Honestly, at the time, I was intrigued. This seemed like a radical idea. While I was having a little trouble grasping the concept – remember, it was over a decade ago – I could sense that it was the way of the future. “Count me in,” I said. And with that, I was on board – given the job of creating the corporate brand, messaging, and marketing. (Really, I had no choice. We were good friends, he was broke, and I was the only marketing consultant he knew who would actually work for restaurant gift cards.)

Today, as I look back on the iterations of Web copy, messaging, advertising, training materials, and press releases, I realize that the language of technology has changed but the actual technology has remained relatively the same.

I first wrote about the accounting solution as a Web-based service – transmitting data via point of sale over the Internet to the company’s accountants for analysis. When managed services became the industry buzz word for this type of service, I began writing with this terminology.

It happened again, only a few years ago, when the industry was using the term software-as-a-service (SaaS). The core process being used to support the company’s 600 restaurant clients with their financials had not changed, but the way we were pitching it continued to morph. We modified our messaging with every new term that was adopted by the industry to essentially describe computing in which services and storage are provided over the Internet.

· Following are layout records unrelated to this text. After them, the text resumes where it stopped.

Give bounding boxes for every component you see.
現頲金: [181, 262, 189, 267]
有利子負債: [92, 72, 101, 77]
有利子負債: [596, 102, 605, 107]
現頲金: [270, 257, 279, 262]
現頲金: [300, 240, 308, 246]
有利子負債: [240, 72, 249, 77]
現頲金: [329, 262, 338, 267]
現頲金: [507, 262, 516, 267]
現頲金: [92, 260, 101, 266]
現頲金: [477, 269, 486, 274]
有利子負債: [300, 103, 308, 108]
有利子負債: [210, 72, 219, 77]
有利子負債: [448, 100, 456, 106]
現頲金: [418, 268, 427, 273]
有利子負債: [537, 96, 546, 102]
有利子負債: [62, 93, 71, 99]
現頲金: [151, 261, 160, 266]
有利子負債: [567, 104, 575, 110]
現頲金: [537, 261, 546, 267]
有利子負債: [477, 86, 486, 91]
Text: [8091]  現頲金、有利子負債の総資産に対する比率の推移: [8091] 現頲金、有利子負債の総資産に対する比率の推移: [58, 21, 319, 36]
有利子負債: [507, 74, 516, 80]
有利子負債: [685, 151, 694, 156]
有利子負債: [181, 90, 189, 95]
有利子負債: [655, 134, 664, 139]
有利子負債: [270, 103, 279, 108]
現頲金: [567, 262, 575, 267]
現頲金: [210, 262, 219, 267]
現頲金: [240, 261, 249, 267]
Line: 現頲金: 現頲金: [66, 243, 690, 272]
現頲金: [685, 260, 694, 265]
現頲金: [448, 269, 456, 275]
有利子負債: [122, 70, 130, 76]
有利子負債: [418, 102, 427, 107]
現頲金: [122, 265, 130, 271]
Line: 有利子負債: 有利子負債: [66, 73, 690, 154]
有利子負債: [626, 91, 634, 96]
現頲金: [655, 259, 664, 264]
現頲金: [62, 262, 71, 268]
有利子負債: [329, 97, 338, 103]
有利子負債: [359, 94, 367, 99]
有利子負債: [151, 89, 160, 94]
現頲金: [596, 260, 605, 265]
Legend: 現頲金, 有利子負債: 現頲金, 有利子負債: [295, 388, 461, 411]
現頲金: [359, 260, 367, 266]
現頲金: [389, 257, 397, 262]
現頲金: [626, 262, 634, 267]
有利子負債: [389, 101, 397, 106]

I guess you know where I’m going with this by now. “Computing in which services and storage are provided over the Internet.” Sounds a lot like the new definition of cloud computing doesn’t it? Of course, things have evolved since the first restaurant signed up in 2001 – with the introduction and adoption of technologies and concepts like elastic computing, virtualization and multi-tenancy. Semantics aside, I’m pretty sure this Internet-Managed Service-Cloud Computing-thing is more than just a fad with a somewhat ambiguous name.